Jemari yang terus lincah mengetik di atas keyboard, suara seruput kopi yang ditegaknya, dan suara isapan batang rokok yang asapnya mengebul di satu ruangan. Itulah tampakan yang dilihat oleh Catra.

"Pa, tadi sekretaris papa nelfon ke Catra."

Sang papa menoleh, menghentikan sejenak jemarinya. "Kenapa?" tanyanya singkat.

"Katanya ada hal penting yang mau diobrolin, " mendengar itu, Chandra acuh dan memilih melanjutkan kegiatannya untuk mengecek surat laporan perusahaan akhir – akhir ini.

"Tentang.. anaknya. Kayanya, sih, mau curhat kaya biasanya." Chandra kembali terdiam.

"Suruh hubungi papa, kamu keluar." Titahnya tegas. Catra pun patuh dan segera keluar dari ruangan sang papa.

Tak lama ponselnya berdering, menampilkan kontak yang bernama 'Maitza sekre.' Dengan cepat ia mengangkatnya, "Ada apa lagi sama anakmu, Mai?"

Terdengar isakan tak beraturan dari seberang telefon, "Fajjar... Fajjar kekeuh mau pisah sama aku, Kak. Dia sekarang lebih milih terima warisan penjaga tempat alat musik itu. Kak.. kalo 'dia' marah gimana?.. kak.. aku takut, "

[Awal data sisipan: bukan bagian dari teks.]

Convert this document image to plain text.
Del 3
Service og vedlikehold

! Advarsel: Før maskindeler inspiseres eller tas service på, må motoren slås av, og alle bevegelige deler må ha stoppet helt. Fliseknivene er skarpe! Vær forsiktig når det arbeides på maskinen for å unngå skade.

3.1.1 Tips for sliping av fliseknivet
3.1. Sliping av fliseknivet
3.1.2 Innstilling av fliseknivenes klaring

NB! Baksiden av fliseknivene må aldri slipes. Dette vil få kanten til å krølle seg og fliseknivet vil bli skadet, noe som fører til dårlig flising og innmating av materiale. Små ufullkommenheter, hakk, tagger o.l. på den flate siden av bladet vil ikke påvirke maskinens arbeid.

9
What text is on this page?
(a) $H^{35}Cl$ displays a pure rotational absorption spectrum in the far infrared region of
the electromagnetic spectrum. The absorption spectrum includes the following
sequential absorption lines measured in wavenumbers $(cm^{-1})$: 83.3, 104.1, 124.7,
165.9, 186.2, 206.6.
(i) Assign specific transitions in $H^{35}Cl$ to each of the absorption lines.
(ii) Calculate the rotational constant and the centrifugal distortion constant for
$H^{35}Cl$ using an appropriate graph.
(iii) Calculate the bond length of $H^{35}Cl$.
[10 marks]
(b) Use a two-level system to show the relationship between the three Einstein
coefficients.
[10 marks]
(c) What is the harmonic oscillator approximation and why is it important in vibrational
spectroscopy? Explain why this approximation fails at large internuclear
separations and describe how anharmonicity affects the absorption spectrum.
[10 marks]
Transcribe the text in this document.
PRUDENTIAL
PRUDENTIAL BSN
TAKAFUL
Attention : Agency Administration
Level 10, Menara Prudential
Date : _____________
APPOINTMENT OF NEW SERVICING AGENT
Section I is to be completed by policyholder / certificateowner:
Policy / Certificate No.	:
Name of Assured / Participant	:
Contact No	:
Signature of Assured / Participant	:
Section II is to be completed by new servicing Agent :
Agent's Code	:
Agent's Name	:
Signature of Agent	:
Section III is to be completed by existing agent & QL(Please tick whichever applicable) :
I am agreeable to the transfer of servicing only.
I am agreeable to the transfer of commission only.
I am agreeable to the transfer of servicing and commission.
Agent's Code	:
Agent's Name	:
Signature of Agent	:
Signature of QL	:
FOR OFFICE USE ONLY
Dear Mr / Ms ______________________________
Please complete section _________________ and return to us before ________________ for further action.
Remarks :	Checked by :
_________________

Chandra terdiam, rahangnya mengeras mendengar curahan dari Sekretarisnya. "Kamu gaada hubungan apa – apa sama kita, Mai. Kenapa kamu takut?"

Maitza terdiam, "Kita pernah berhubungan dengan berjalan 2 tahun kalo kamu lupa, "

Sebuah pernyataan yang dapat membuat Chandra bungkam. "Dan Fajjar, itu.. anak kita."

Chandra kembali termenung, lidahnya kelu.

Tak lama terdengar kekehan dari seberang telefon, "Keparat ya kamu, Kak. Bisa – bisanya masih pake jimat sialan itu buat lupain?!"

"Apa urusanku?"

"Bajingan, minimal ambil alih hak asuh Fajjar itu sama kamu. Aku udah ga kuat ya Kak, aku cape, aku mau nyerahin Fajjar. Terserah dia mau gimana, kalo Kakak gamau asuh dia, biar dia terlantar dengan bisnis terkutuknya." Ujar Maitza dan langsung mematikan sepihak sambungan telefonnya.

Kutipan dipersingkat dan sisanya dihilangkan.